When a woman mentioned she couldn’t make Thanksgiving for her family this year because of knee surgery, Corinne Pennington, 40, helped cook and deliver a full dinner to her home in Nashville. “That just made my day, being able to help someone,” Ms. Pennington said. “This group has been a godsend to me, to be able to connect with other women.”

Pam Giorgi, 57, from Glen Cove, N.Y., delivered with her brother James Pascucci, 53, who has Down syndrome, the two in matching fairy wings. Her online friends were so charmed by Mr.
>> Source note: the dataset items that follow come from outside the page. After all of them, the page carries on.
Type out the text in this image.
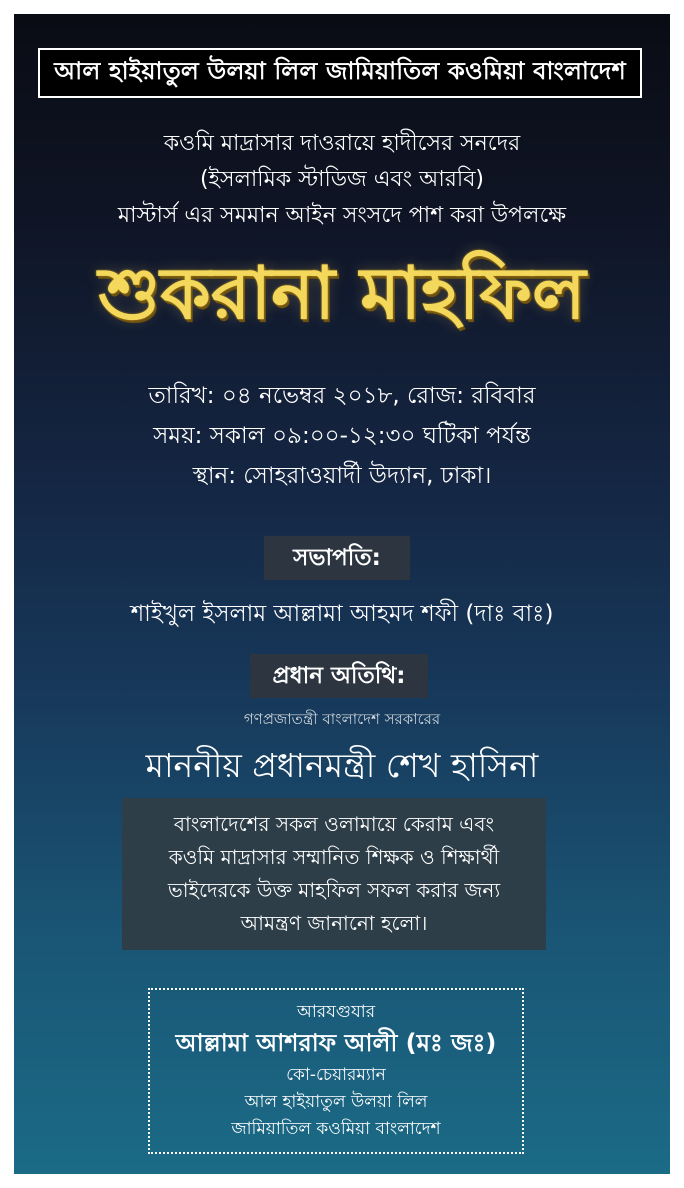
আল হাইয়াতুল উলয়া লিল জামিয়াতিল কওমিয়া বাংলাদেশ
কওমি মাদ্রাসার দাওরায়ে হাদীসের সনদের
(ইসলামিক স্টাডিজ এবং আরবি)
মাস্টার্স এর সমমান আইন সংসদে পাশ করা উপলক্ষে
শুকরানা মাহফিল
তারিখ: ০৪ নভেম্বর ২০১৮, রোজ: রবিবার
সময়: সকাল ০৯:০০-১২:৩০ ঘটিকা পর্যন্ত
স্থান: সোহরাওয়ার্দী উদ্যান, ঢাকা।
সভাপতি:
শাইখুল ইসলাম আল্লামা আহমদ শফী (দাঃ বাঃ)
প্রধান অতিথি:
গণপ্রজাতন্ত্রী বাংলাদেশ সরকারের
মাননীয় প্রধানমন্ত্রী শেখ হাসিনা
বাংলাদেশের সকল ওলামায়ে কেরাম এবং
কওমি মাদ্রাসার সম্মানিত শিক্ষক ও শিক্ষার্থী
ভাইদেরকে উক্ত মাহফিল সফল করার জন্য
আমন্ত্রণ জানানো হলো।
আরযগুযার
আল্লামা আশরাফ আলী (মঃ জঃ)
কো-চেয়ারম্যান
আল হাইয়াতুল উলয়া লিল
জামিয়াতিল কওমিয়া বাংলাদেশ
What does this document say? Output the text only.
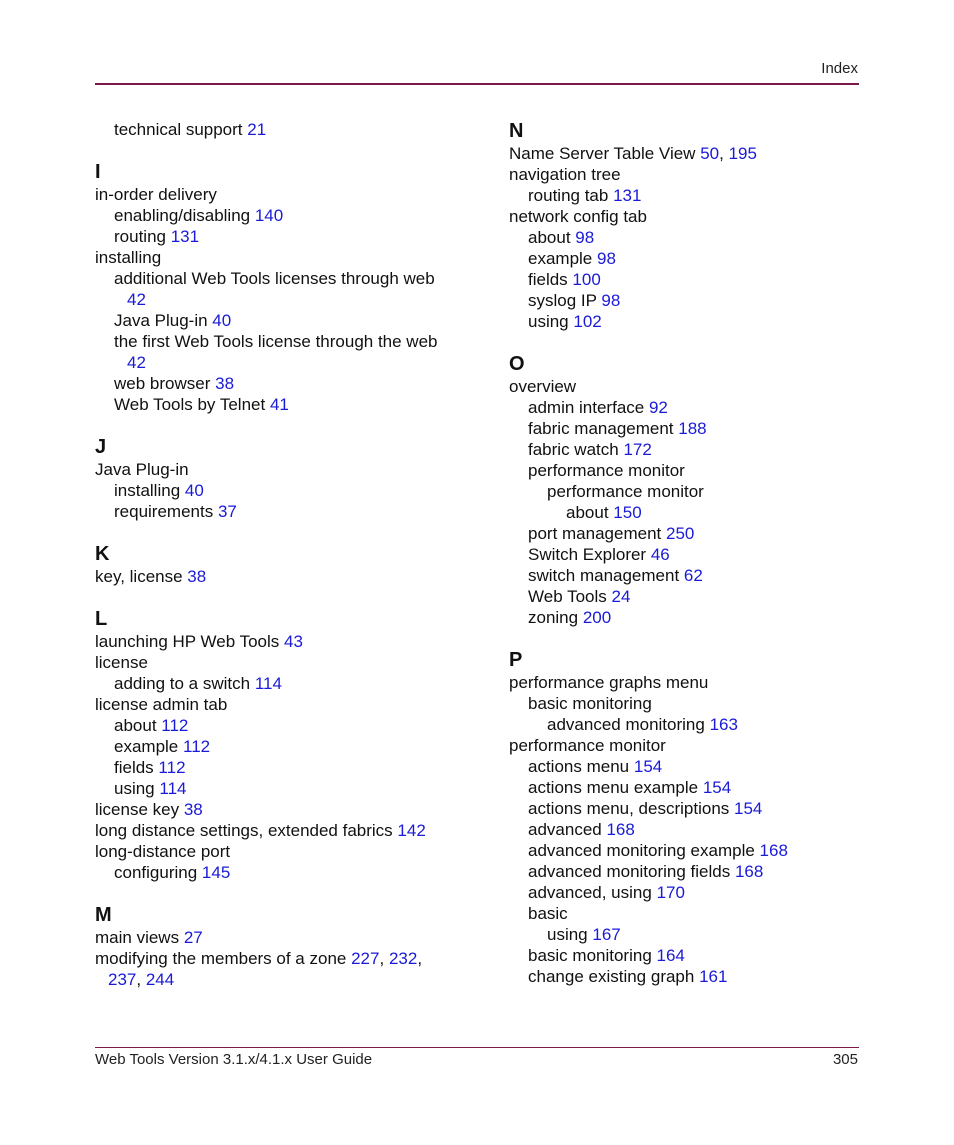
Index
technical support 21
I
in-order delivery
enabling/disabling 140
routing 131
installing
additional Web Tools licenses through web
42
Java Plug-in 40
the first Web Tools license through the web
42
web browser 38
Web Tools by Telnet 41
J
Java Plug-in
installing 40
requirements 37
K
key, license 38
L
launching HP Web Tools 43
license
adding to a switch 114
license admin tab
about 112
example 112
fields 112
using 114
license key 38
long distance settings, extended fabrics 142
long-distance port
configuring 145
M
main views 27
modifying the members of a zone 227, 232,
237, 244
N
Name Server Table View 50, 195
navigation tree
routing tab 131
network config tab
about 98
example 98
fields 100
syslog IP 98
using 102
O
overview
admin interface 92
fabric management 188
fabric watch 172
performance monitor
performance monitor
about 150
port management 250
Switch Explorer 46
switch management 62
Web Tools 24
zoning 200
P
performance graphs menu
basic monitoring
advanced monitoring 163
performance monitor
actions menu 154
actions menu example 154
actions menu, descriptions 154
advanced 168
advanced monitoring example 168
advanced monitoring fields 168
advanced, using 170
basic
using 167
basic monitoring 164
change existing graph 161
Web Tools Version 3.1.x/4.1.x User Guide	305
Pascucci that they organized an impressive outdoor birthday party for him last October.

Local pandemic restrictions, as well as sensitivities to group members who pause their alcohol consumption, have made fairies more creative. (This year, the pandemic has led many women to examine their relationship with alcohol and how it factors into their daily lives.) They cobble together little gifts they’ve had around the house, or things they’ve picked up while shopping for necessities, and use dollar-store art supplies to enhance the packaging. Skin care products, bath bombs and fuzzy socks are popular. So are art supplies and fun notebooks. Many add in their own creations, like hand-sewn face masks and personalized wine glasses.

“I’ve probably spent a small fortune on supplies, but honestly that’s not what our group is about,” said Amanda Lee Sohl, 34, from Shirley, N.Y., who works in client services at a local nursing home. “You can leave me a candy bar on my stoop and I’ll love it because someone took time out of their day to deliver it.”